たとえば、建設業者からの依頼を中心に受けるのであれば、廃プラスチック類、木くず、金属くず、がれき類、ガラスくず・コンクリートくず・陶磁器くずなど、建設工事から発生する可能性のある産業廃棄物について検討することになります。
ただし、取り扱う廃棄物の種類を増やせばよいというものではありません。
実際の取扱予定、運搬車両、処分先などを踏まえて、必要な品目を適切に設定することが大切です。

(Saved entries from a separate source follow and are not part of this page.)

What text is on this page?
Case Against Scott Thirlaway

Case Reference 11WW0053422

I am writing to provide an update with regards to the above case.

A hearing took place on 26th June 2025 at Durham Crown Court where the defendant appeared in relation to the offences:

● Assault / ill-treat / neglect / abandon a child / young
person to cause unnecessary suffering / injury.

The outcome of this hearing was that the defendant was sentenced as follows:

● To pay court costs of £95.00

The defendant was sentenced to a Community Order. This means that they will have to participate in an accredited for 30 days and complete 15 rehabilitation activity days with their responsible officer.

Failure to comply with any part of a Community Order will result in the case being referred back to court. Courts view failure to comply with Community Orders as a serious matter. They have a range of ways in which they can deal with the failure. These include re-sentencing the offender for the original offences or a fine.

産業廃棄物収集運搬業許可の申請は、必要書類の収集から申請書の作成、事業計画の確認、行政庁への申請まで、多くの確認事項があります。
特に初めて許可を取得する事業者の場合、
「どの品目を申請すればよいのか」
「どの自治体に申請するのか」
「車両はこれで問題ないのか」
といった点で迷いやすいところです。
行政書士に依頼することで、事業者自身が制度を一から調べて申請書類を作成する負担を軽減できます。
また、産業廃棄物収集運搬業許可は、申請する自治体によって必要書類や運用上の確認事項が異なる場合があります。
そのため、単に全国共通の申請書を作成するという考え方ではなく、実際の事業内容と申請先自治体の運用を踏まえて準備することが重要です。